No matter, from her unmistakable and totally individual style (resolutely anti-outrageous but still completely personalised) to the sparky intelligence that flashes through the cracks in her gauche exterior, Annie Hall is a summary lesson that in moviemaking, character isn’t just plot, isn’t just destiny, it’s absolutely everything.But in fact that honor goes to Hannah, Lee and Holly and the conflicting currents of jealousy, insecurity and love that flow between all three sisters.Farrow‘s Hannah is a classic Allen character, the “perfect” one whose perfection alienates others, and it’s a strong turn arguably bested by her co-stars.“Blue Jasmine” (review here), which opens this weekend and is a powerhouse showcase for Cate Blanchett, is the latest in a long line of Allen films to feature a tremendous female performance, which made us think about our other favorites.Through all the peaks and valleys of his career, it’s a reminder that he’s given us an embarrassment of riches in this regard—here are the premiere female roles that edge slightly above the pack for us.Last week, I was honored to have been selected to speak at the Ignite San Diego event. GREAT question, and honestly, I had never even heard of these types of events before, but someone on twitter suggested I apply to present, so I looked more into it. So here’s the thing, Valentine’s Day is rapidly approaching at the inevitable speed of one second per second, with every second that passes by. Okay, I’m just going to admit it, and come out and say it.

In fact with every word and sentence you read, means the day of hallmark styled coerced love is closer and closer. The first thing you read in the post was a bold face lie. Well, by “illustrate” I mean slap together some stock graphics in photoshop or make crappy memes about your story. Where to begin, where to begin…is either going to be one of the smartest things I’ve ever written, or a couple hundred words of pure word vomit that everyone hates.

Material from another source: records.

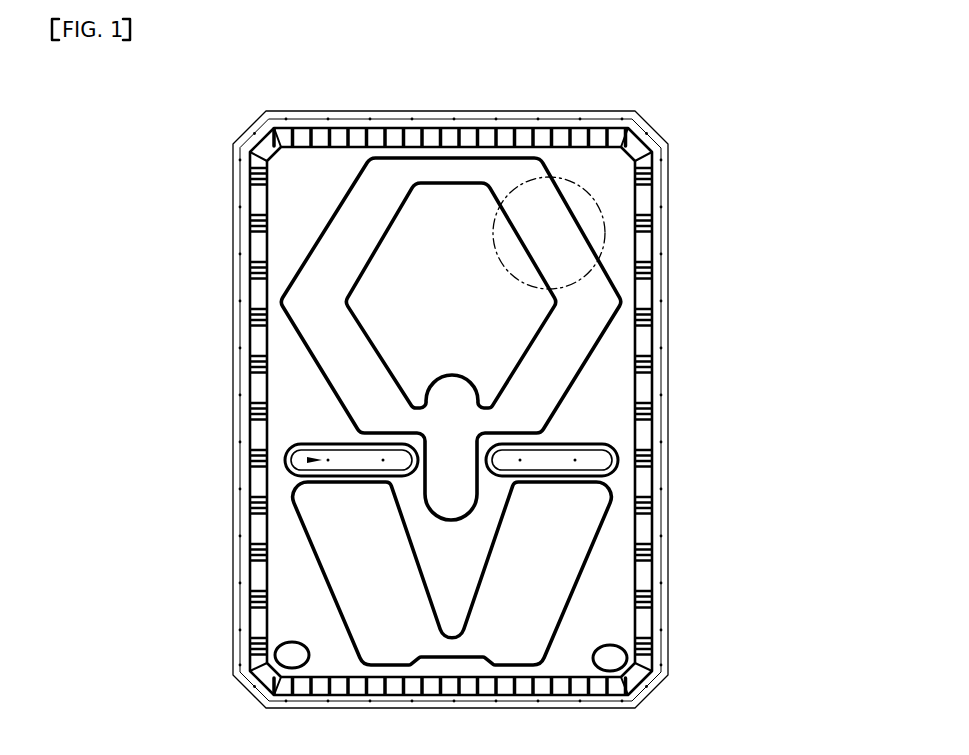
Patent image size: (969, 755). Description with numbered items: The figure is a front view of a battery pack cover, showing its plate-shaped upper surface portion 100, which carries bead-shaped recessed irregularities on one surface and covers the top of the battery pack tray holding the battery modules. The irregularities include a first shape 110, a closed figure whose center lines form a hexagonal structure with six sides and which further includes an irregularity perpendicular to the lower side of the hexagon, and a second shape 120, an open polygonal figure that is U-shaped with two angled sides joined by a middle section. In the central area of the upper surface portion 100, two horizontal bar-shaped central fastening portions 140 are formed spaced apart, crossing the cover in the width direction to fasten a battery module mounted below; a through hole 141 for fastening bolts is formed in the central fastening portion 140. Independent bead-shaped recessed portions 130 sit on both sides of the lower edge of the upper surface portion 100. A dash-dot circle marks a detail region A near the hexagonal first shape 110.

The upper surface portion 100 is at (293, 220).
The first shape 110 is at (583, 318).
The second shape 120 is at (563, 539).
The bead-shaped recessed portions 130 is at (627, 653).
The central fastening portion 140 is at (615, 457).
The through hole 141 is at (283, 458).
The detail region A is at (600, 220).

Lee (Barbara Hershey), Holly (Dianne Wiest) and Hannah (Mia Farrow) in “Hannah and Her Sisters” (1986)Yes, there’s really no way around this triple entry, which is one of the many remarkable aspects of Allen’s story of three sisters and their respective romantic entanglements—even with a cast so seemingly overpopulated, Allen manages to give time and depth to so many of them.

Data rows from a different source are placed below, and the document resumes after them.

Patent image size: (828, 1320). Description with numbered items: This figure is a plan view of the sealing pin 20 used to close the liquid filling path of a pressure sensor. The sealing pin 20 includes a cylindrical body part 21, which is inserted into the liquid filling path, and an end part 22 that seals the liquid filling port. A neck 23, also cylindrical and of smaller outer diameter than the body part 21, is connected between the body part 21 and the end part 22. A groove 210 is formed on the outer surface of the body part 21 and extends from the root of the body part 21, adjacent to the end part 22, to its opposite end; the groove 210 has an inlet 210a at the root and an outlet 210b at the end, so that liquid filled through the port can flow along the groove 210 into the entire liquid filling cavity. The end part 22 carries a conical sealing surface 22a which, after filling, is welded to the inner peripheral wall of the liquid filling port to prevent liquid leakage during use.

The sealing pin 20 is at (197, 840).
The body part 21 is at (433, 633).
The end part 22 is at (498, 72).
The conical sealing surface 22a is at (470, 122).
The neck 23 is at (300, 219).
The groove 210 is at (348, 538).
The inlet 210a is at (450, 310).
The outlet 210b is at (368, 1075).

There’s a real skill for the skewering detail on display here—the relationship of the aging parents is only glimpsed a few times but is startlingly well-drawn, while Michael Caine‘s cheating husband, Allen’s own comic relief/ hypochondriac ex-husband and Max von Sydow‘s tortured artist/lover/mentor are all vivid enough to have been the central characters of any film.

As you might imagine, Keaton’s part was actually written for Farrow, and Allen has recently said he seriously contemplated offering to his ex-wife, even after the very dramatic and publicized split, but was talked out of the idea.

But as good as Keaton is—you’ll see our praise for her elsewhere in this list—we wanted to shine a light on some supporting female performances too, and so Anjelica Huston sprang to mind.

With Carrie Fisher also making an impression as the ultimate frenemy, and the film covering just over two tumultuous years (three Thanksgivings mirroring the three Christmases covered in Bergman‘s “Fanny and Alexander“) the scope is broad and yet Allen keeps every ball in the air, and even within such a rich feast Farrow—and Wiest and Hershey especially—each get to individually shine.